From Liberia to Malawi
I do not remember why I first applied to join the Peace Corps.
Maybe I needed some fresh air after spending too much time in dank library basements. More likely, I wanted to see another side of life, and share my love of mathematics in the same way my teachers gave me their passion. I was introduced to the Peace Corps during a job fair at the University of Minnesota for students of the College of Science and Engineering. The job fair was big; Amazon, Google, 3M, Cargill, Honeywell, BOSCH. But what I remember the most was that the representatives at the Peace Corps table seemed genuine when they asked my name and how I was doing. I struck me how Returned Peace Corps Volunteers hadn’t learned to stop caring about strangers. I did some more research, went to hear some more Returned Volunteers speak, and eventually applied.

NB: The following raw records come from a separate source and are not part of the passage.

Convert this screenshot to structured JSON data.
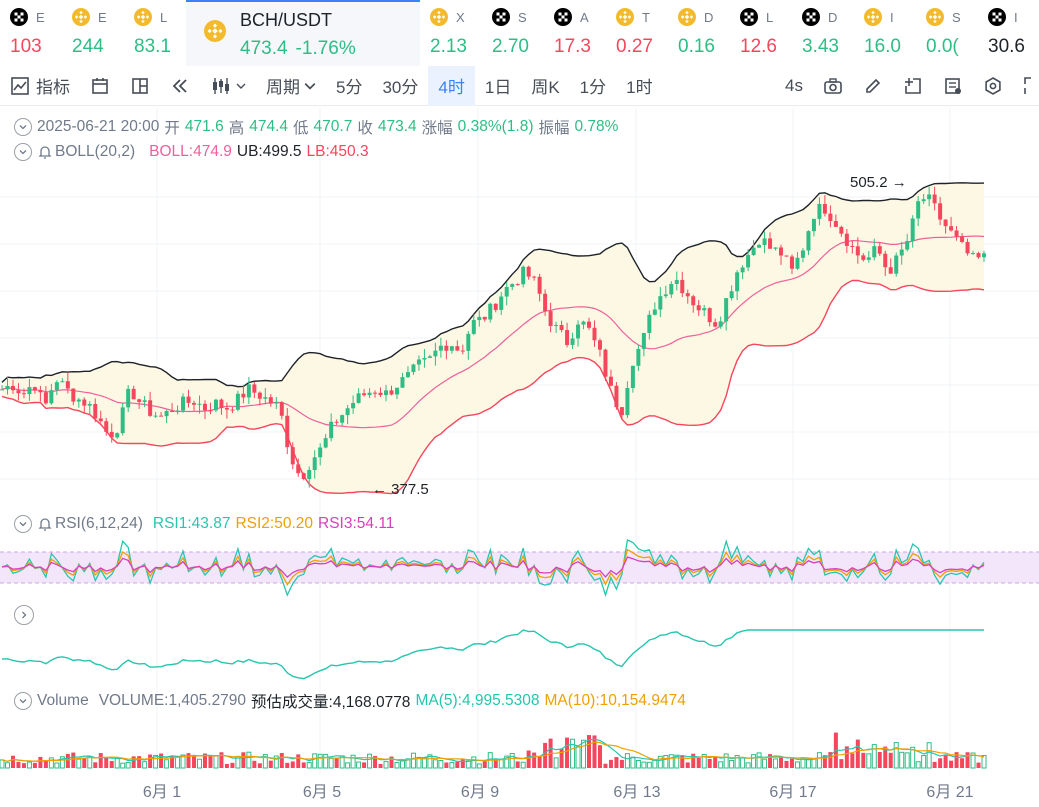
{
  "ticker": [
    {
      "icon": "okx-icon",
      "label": "E",
      "value": "103",
      "color": "#f6465d",
      "w": 62
    },
    {
      "icon": "binance-icon",
      "label": "E",
      "value": "244",
      "color": "#2ebd85",
      "w": 62
    },
    {
      "icon": "binance-icon",
      "label": "L",
      "value": "83.1",
      "color": "#2ebd85",
      "w": 62
    },
    {
      "icon": "binance-icon",
      "label": "BCH/USDT",
      "value": "473.4",
      "change": "-1.76%",
      "color": "#2ebd85",
      "w": 234,
      "active": true
    },
    {
      "icon": "binance-icon",
      "label": "X",
      "value": "2.13",
      "color": "#2ebd85",
      "w": 62
    },
    {
      "icon": "okx-icon",
      "label": "S",
      "value": "2.70",
      "color": "#2ebd85",
      "w": 62
    },
    {
      "icon": "okx-icon",
      "label": "A",
      "value": "17.3",
      "color": "#f6465d",
      "w": 62
    },
    {
      "icon": "binance-icon",
      "label": "T",
      "value": "0.27",
      "color": "#f6465d",
      "w": 62
    },
    {
      "icon": "binance-icon",
      "label": "D",
      "value": "0.16",
      "color": "#2ebd85",
      "w": 62
    },
    {
      "icon": "okx-icon",
      "label": "L",
      "value": "12.6",
      "color": "#f6465d",
      "w": 62
    },
    {
      "icon": "okx-icon",
      "label": "D",
      "value": "3.43",
      "color": "#2ebd85",
      "w": 62
    },
    {
      "icon": "binance-icon",
      "label": "I",
      "value": "16.0",
      "color": "#2ebd85",
      "w": 62
    },
    {
      "icon": "binance-icon",
      "label": "S",
      "value": "0.0(",
      "color": "#2ebd85",
      "w": 62
    },
    {
      "icon": "okx-icon",
      "label": "I",
      "value": "30.6",
      "color": "#1e2329",
      "w": 62
    }
  ],
  "toolbar": {
    "indicators": "指标",
    "period": "周期",
    "intervals": [
      "5分",
      "30分",
      "4时",
      "1日",
      "周K",
      "1分",
      "1时"
    ],
    "active_interval": "4时",
    "refresh": "4s"
  },
  "ohlc": {
    "date": "2025-06-21 20:00",
    "open_label": "开",
    "open": "471.6",
    "high_label": "高",
    "high": "474.4",
    "low_label": "低",
    "low": "470.7",
    "close_label": "收",
    "close": "473.4",
    "change_label": "涨幅",
    "change": "0.38%(1.8)",
    "amp_label": "振幅",
    "amp": "0.78%"
  },
  "boll": {
    "name": "BOLL(20,2)",
    "boll": "BOLL:474.9",
    "ub": "UB:499.5",
    "lb": "LB:450.3"
  },
  "rsi": {
    "name": "RSI(6,12,24)",
    "rsi1": "RSI1:43.87",
    "rsi2": "RSI2:50.20",
    "rsi3": "RSI3:54.11"
  },
  "volume": {
    "name": "Volume",
    "volume": "VOLUME:1,405.2790",
    "estimate": "预估成交量:4,168.0778",
    "ma5": "MA(5):4,995.5308",
    "ma10": "MA(10):10,154.9474"
  },
  "chart_data": {
    "type": "candlestick",
    "x_ticks": [
      "6月 1",
      "6月 5",
      "6月 9",
      "6月 13",
      "6月 17",
      "6月 21"
    ],
    "max_label": "505.2",
    "min_label": "377.5",
    "colors": {
      "up": "#2ebd85",
      "down": "#f6465d",
      "boll": "#f0609a",
      "ub": "#1e2329",
      "lb": "#f6465d",
      "band": "#fdf8e4",
      "rsi1": "#26c6ae",
      "rsi2": "#f0a000",
      "rsi3": "#d63fc0"
    },
    "price_path": [
      420,
      422,
      418,
      423,
      412,
      425,
      420,
      416,
      414,
      408,
      400,
      405,
      420,
      414,
      410,
      408,
      412,
      414,
      415,
      412,
      414,
      412,
      415,
      420,
      418,
      415,
      412,
      392,
      382,
      390,
      395,
      405,
      410,
      415,
      418,
      420,
      418,
      422,
      425,
      430,
      432,
      438,
      440,
      436,
      448,
      450,
      455,
      462,
      466,
      470,
      465,
      452,
      445,
      440,
      450,
      445,
      435,
      420,
      410,
      432,
      440,
      455,
      462,
      468,
      462,
      456,
      452,
      448,
      460,
      472,
      478,
      485,
      480,
      478,
      470,
      480,
      495,
      498,
      492,
      485,
      478,
      475,
      480,
      470,
      476,
      485,
      502,
      500,
      492,
      486,
      480,
      475,
      476
    ]
  }
}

Over a year later, in June of 2014, I found myself headed for Liberia, a country with a unique history that I could hardly find on a map until I got there.. I joined the LR-5 training group, which was the fifth Peace Corps training group to return after the end of the Liberian civil wars. Liberia was my first experience in Africa. I remember the smell of the West African market when I first stepped out of the Peace Corps Land Cruiser three days into our training. It was like stepping onto the moon--otherworldly. I knew I was right where I should be. I spent ten weeks in Pre-Service Training (PST) learning to be a teacher, practicing ‘Liberian English’, watching the World Cup in bamboo video huts with my host brothers, eating spicy West African food, and teaching 11th grade Algebra for summer school.
The dream came to an end on a Wednesday evening. We were told that due to the growing Ebola epidemic in Liberia, and the surrounding countries, the post and region was being evacuated. We were going home. The ensuing 36 hours was, to this day, the most emotionally charged experience of my life. Fearful goodbyes, closed schools, broken down buses, rain, jungle roads, biohazard suits, delayed planes, pandemonium, and much, much more. At the end of it all I found myself in Heathrow Airport, London. I had dusty sandals on my feet, dirty clothes in my backpack, and a bewildered look upon my face. Now what? I made my way to the States a week later. A strange welcome greeted me.
I was left in a state of limbo. If the situation cleared up, I could return to Liberia. If it got worse, which it did, I would have to make a difficult decision. The choice I made was to go to Malawi. It was hard. This time it was different. I knew what I was getting into, or at least I had an idea. I was no longer the starry-eyed college grad on an adventure. My eyes had now seen tears and some scary things. The nine months in the the U.S. between Peace Corps Liberia and Peace Corps Malawi were terrible. The barrage of questions, the guilt of leaving, sensational media coverage peddling fear of a twenty-first century plague on every screen, phone calls from Liberia that I was afraid to answer for what the news on the other side would bring, whilst trying to decide if it was worth doing all over again.
For all of the sadness and fear, friendship and sense of purpose was stronger. I did get on the plane again, this time to Sub-Saharan Africa. I was still unsure when I arrived in Malawi. Luckily, I had company; nine people in my new training cohort were West African evacuees, three of which were friends from Liberia. Almost two years later I can say I made the right decision to come back to Peace Corps. It was worth it, and I'm right where I should be.